Rod Lathim said he could see the spirits gathering, townspeople from the past when Summerland simmered with spiritualists and mediums living in tents and cottages and holding séances in Liberty Hall. Lathim, who is not a medium, said his visitations were visual.
The scene occurred on April 28 when Leslie Person Ryan, proprietor of Letter Perfect, hosted a “Spiritual Evening” in her store and gallery in Summerland. Candles flickered on the mantel piece. An aura of excitement hovered over a large crowd that filled all the chairs, even flowing up the gallery stairway. Ryan estimates at least 80 attendees.
Lathim said the spirits he saw were pointing toward their old meeting place, Liberty Hall. They were joyous, he said, to be remembered by the folks crowded together for an evening devoted to spiritualism.
Liberty Hall, which was once front and center in old Summerland, was torn down to make way for the freeway in 1951. But the place still resonates, according to author Lathim, who wrote “The Spirit of the Big Yellow House” and attended the event to sign copies of the reissued book.
Lathim was joined by Reverend Pamela Bollinger of the Spiritualist Church of the Comforter located in Santa Barbara. Bollinger, a certified medium, explained that the Church of the Comforter was organized in Summerland in 1891, meeting in Liberty Hall for services and séances, until its destruction necessitated a move to its current home on Garden Street.
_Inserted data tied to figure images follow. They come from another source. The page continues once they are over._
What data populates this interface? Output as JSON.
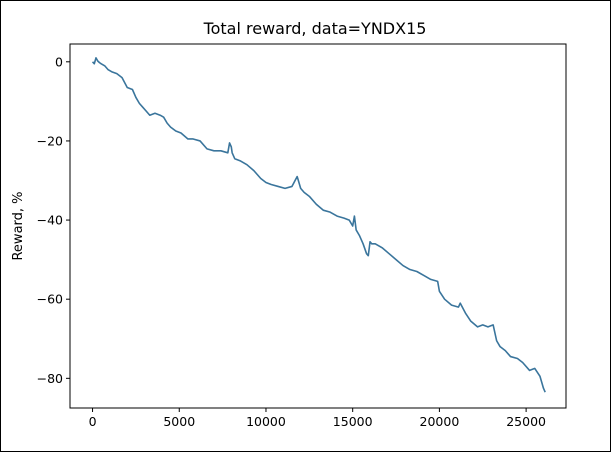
{
  "chart_data": {
    "type": "line",
    "title": "Total reward, data=YNDX15",
    "xlabel": "",
    "ylabel": "Reward, %",
    "xlim": [
      -1300,
      27300
    ],
    "ylim": [
      -87.5,
      4.5
    ],
    "xticks": [
      0,
      5000,
      10000,
      15000,
      20000,
      25000
    ],
    "xtick_labels": [
      "0",
      "5000",
      "10000",
      "15000",
      "20000",
      "25000"
    ],
    "yticks": [
      0,
      -20,
      -40,
      -60,
      -80
    ],
    "ytick_labels": [
      "0",
      "−20",
      "−40",
      "−60",
      "−80"
    ],
    "grid": false,
    "colors": {
      "line": "#3a759c"
    },
    "series": [
      {
        "x": [
          0,
          100,
          200,
          300,
          400,
          500,
          700,
          900,
          1100,
          1400,
          1700,
          2000,
          2300,
          2500,
          2700,
          2900,
          3100,
          3300,
          3600,
          3900,
          4100,
          4300,
          4500,
          4800,
          5100,
          5500,
          5800,
          6200,
          6600,
          7000,
          7400,
          7800,
          7900,
          8000,
          8050,
          8200,
          8500,
          8900,
          9300,
          9700,
          10000,
          10300,
          10700,
          11100,
          11500,
          11800,
          12000,
          12200,
          12500,
          12900,
          13300,
          13700,
          14100,
          14500,
          14800,
          15000,
          15100,
          15200,
          15400,
          15600,
          15800,
          15900,
          16000,
          16100,
          16300,
          16700,
          17100,
          17500,
          17900,
          18300,
          18700,
          19100,
          19500,
          19900,
          20000,
          20300,
          20700,
          21100,
          21200,
          21500,
          21800,
          22200,
          22500,
          22800,
          23100,
          23300,
          23500,
          23800,
          24100,
          24500,
          24800,
          25200,
          25500,
          25800,
          26000,
          26100
        ],
        "y": [
          0,
          -0.5,
          1.0,
          0.2,
          -0.2,
          -0.5,
          -1.0,
          -2.0,
          -2.5,
          -3.0,
          -4.0,
          -6.5,
          -7.0,
          -9.0,
          -10.5,
          -11.5,
          -12.5,
          -13.5,
          -13.0,
          -13.5,
          -14.0,
          -15.5,
          -16.5,
          -17.5,
          -18.0,
          -19.5,
          -19.5,
          -20.0,
          -22.0,
          -22.5,
          -22.5,
          -23.0,
          -20.5,
          -21.5,
          -23.0,
          -24.5,
          -25.0,
          -26.0,
          -27.5,
          -29.5,
          -30.5,
          -31.0,
          -31.5,
          -32.0,
          -31.5,
          -29.0,
          -32.0,
          -33.0,
          -34.0,
          -36.0,
          -37.5,
          -38.0,
          -39.0,
          -39.5,
          -40.0,
          -41.5,
          -39.0,
          -42.5,
          -44.0,
          -46.0,
          -48.5,
          -49.0,
          -45.5,
          -46.0,
          -46.0,
          -47.0,
          -48.5,
          -50.0,
          -51.5,
          -52.5,
          -53.0,
          -54.0,
          -55.0,
          -55.5,
          -58.0,
          -60.0,
          -61.5,
          -62.0,
          -61.0,
          -63.5,
          -65.5,
          -67.0,
          -66.5,
          -67.0,
          -66.5,
          -70.5,
          -72.0,
          -73.0,
          -74.5,
          -75.0,
          -76.0,
          -78.0,
          -77.5,
          -79.5,
          -82.5,
          -83.5
        ]
      }
    ]
  }
}
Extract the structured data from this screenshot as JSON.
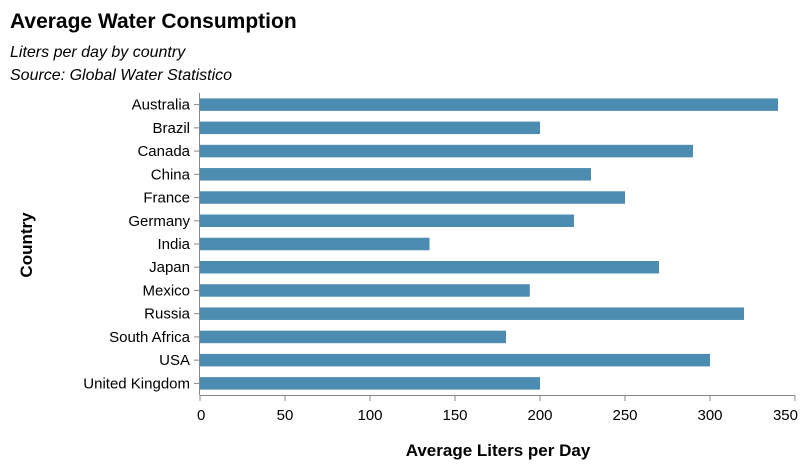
{
  "chart_data": {
    "type": "bar",
    "orientation": "horizontal",
    "title": "Average Water Consumption",
    "subtitle": [
      "Liters per day by country",
      "Source: Global Water Statistico"
    ],
    "xlabel": "Average Liters per Day",
    "ylabel": "Country",
    "xlim": [
      0,
      350
    ],
    "xticks": [
      0,
      50,
      100,
      150,
      200,
      250,
      300,
      350
    ],
    "categories": [
      "Australia",
      "Brazil",
      "Canada",
      "China",
      "France",
      "Germany",
      "India",
      "Japan",
      "Mexico",
      "Russia",
      "South Africa",
      "USA",
      "United Kingdom"
    ],
    "values": [
      340,
      200,
      290,
      230,
      250,
      220,
      135,
      270,
      194,
      320,
      180,
      300,
      200
    ],
    "grid": false,
    "legend": "none",
    "bar_color": "#4c8cb0"
  }
}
Lathim described his experience as a teenager working at the Big Yellow House, then serving as a restaurant. He loved hanging out in the wine cellar, which is where he saw Hector, a young boy of 8 or 10, whose spirit manifested as a column of “silver particles.” He said Hector was a trickster, racing through rooms, hiding things, turning lights on and off and playing games.
Hector provided the impetus for Lathim and his sister to research Summerland’s spiritualist history and write the book, which recounts Summerland’s founding by H.L. Williams, along with the various denizens (some corporal, some spiritual) who occupied the home that became the Big Yellow House. During his talk, Lathim wound up a music box used by Mrs. Fisk, a popular early Summerland medium.
Reverend Bollinger began by stating that we are all spirits in human form and we continue to be spirits after we leave that form. These spirits exist to communicate with us, she said, bringing us comfort and helping us grow.
She explained the difference between physical mediumship where spirits are seen during a séance, and mental mediumship, where a medium sees or receives a message from a spirit to convey to a specific individual. Everyone can be a medium, she said, but most require instruction to develop their abilities.
Reverend Bollinger asked “those in spirit” if they had a message for anyone present. (No timid spirit would have dared to appear in that crowd.)
She, along with several mediums in training who accompanied her, reached out to a few in the audience with messages they were receiving from spirits. One message concerned papers from a grandmother, and, indeed, the woman had recently received papers from a deceased grandmother.
A man standing on the stairs was told there was someone behind him, perhaps a sibling. He admitted that he had felt that presence before being told, but said he had no siblings. Later he confessed to the medium that he had a brother who had passed away when he was younger.
Several people who conversed with the mediums later reported that they learned more startling information. “It was uncanny what she knew,” one man stated.
Stacky’s to Rusty’s
The former, fondly remembered Stacky’s sandwich shop in downtown Summerland has stood empty for nearly two years. Now Tyler Duncan, CEO of Rusty’s Pizza, reports that all permits for the shop’s conversion to a pizza parlor have finally been secured. Prepare to see more activity as construction gets underway.
Sprucing up Greenwell Preserve
The Preserve is hosting a volunteer clean-up day from 9 to noon, Saturday, May 26. Bring your garden gloves and help maintain the little green jewel at the corner of Greenwell Avenue and Asegra Road. Join friends and neighbors for the work day and enjoy a free picnic lunch afterwards.
One good thing: A recent finding that a 20-second hug can greatly reduce stress by signaling the brain that you are safe and loved. More hugs!